11: Replaced the one-second delay with a congestion window contraction.
12: Experimented more with scan delay.
13: Wrote some normalization to make rate measurement at the beginning of a scan more reliable.
14: Try scaling the measured receive rate by the host's responsiveness ratio.
15: Scaled receive rates by the each host's share of the overall sending rates. Had a meeting with Fyodor. Tested the new per-host scaling and found that it fails when you can send faster than the sum of the rate limits.
16: Made send delay be based on the measured receive rate.
17: Tested ways to make the new send delay technique work in all situations. Started investigating a reported failure of OS scan on Windows. Committed a fix for a bug that turned out not to solve the problem.
18: Continued working on and debugging the Windows OS scan problem. Rebuilt the TCP cheat ports list based on a nmap-services frequency data.
19: Fixed the bug with OS scanning on Windows. Refactored osscan2.cc a bit to facilitate it. Added some more cheat TCP ports.
22: Fixed a bug I had introduced: only increase max_successful_tryno on a positive response. Tried alternative ways of calculating responsiveness. Wrote a script to count port states in an output file. Refactored some code.
23: Made graphs of scan rate versus scan time. Tried more aggressive rate reduction. Tried adding a delay to settle the sending rate meter to the new rate. Tried setting the send receive rate directly with no delay.

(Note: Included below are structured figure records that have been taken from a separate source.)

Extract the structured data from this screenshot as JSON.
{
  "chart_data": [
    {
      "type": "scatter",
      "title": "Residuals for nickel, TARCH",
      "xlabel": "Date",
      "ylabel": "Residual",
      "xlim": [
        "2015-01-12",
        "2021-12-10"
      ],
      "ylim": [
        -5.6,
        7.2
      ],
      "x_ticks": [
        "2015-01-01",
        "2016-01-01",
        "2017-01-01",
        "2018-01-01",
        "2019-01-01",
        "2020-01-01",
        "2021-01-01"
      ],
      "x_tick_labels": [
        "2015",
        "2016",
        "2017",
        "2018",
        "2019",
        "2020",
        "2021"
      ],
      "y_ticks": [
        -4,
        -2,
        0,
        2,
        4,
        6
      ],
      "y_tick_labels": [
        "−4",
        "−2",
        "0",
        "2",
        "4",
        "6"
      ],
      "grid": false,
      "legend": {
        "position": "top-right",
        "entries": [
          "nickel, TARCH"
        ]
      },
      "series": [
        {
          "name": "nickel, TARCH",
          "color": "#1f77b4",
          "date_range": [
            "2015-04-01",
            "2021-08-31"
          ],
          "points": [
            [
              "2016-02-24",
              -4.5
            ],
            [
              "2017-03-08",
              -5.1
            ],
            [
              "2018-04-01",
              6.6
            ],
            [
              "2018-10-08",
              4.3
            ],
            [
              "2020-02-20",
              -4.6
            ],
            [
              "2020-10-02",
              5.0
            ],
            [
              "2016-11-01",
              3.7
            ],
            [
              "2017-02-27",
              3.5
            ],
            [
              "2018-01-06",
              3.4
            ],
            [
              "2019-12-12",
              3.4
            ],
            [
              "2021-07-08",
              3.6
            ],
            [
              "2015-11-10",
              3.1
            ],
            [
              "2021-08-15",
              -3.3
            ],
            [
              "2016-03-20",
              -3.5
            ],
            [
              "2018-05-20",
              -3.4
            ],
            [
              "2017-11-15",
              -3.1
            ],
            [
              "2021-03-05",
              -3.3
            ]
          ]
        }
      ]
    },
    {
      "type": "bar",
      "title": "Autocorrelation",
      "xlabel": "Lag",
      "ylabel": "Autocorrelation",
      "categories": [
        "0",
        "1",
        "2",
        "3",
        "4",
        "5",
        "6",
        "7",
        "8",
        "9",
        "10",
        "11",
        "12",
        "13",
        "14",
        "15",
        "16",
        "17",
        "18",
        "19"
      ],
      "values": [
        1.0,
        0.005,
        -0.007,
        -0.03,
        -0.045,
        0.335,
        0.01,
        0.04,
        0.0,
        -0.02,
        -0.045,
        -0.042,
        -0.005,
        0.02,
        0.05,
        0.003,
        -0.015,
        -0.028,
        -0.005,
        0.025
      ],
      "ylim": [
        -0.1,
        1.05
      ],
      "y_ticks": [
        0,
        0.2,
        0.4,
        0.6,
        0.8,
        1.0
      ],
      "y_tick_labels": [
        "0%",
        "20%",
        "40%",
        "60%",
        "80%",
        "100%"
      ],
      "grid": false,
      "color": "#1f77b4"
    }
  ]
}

24: Removed direct setting of the sending rate meter. Set the target sending rate to 105% of the estimated receive rate. Asked for testing of nmap-perf.
26: Went back to a one-second delay on new tryno. Fixed a bug that caused exhaustion of sockets with certain connect errors.
27: Tried an exponential moving average to track drops.
28: Checked out an NSE openssl bug. Improved the documentation of nmap.new_try. Sent suggestions to prospective Nping developers. Reviewed a big NSE improvement patch.
29: Made RateMeter support pausing and resuming to improve measurement accuracy across enforced delays. Ran a round of benchmarks.
30: Fixed an assertion failure in RateMeter in nmap-perf. Installed an update of the German Zenmap translation. Ranked TCP probes that result in a filtered state lower to reduce the chance that thay will become timing pings.
31: Ran new benchmarks and wrote an analysis.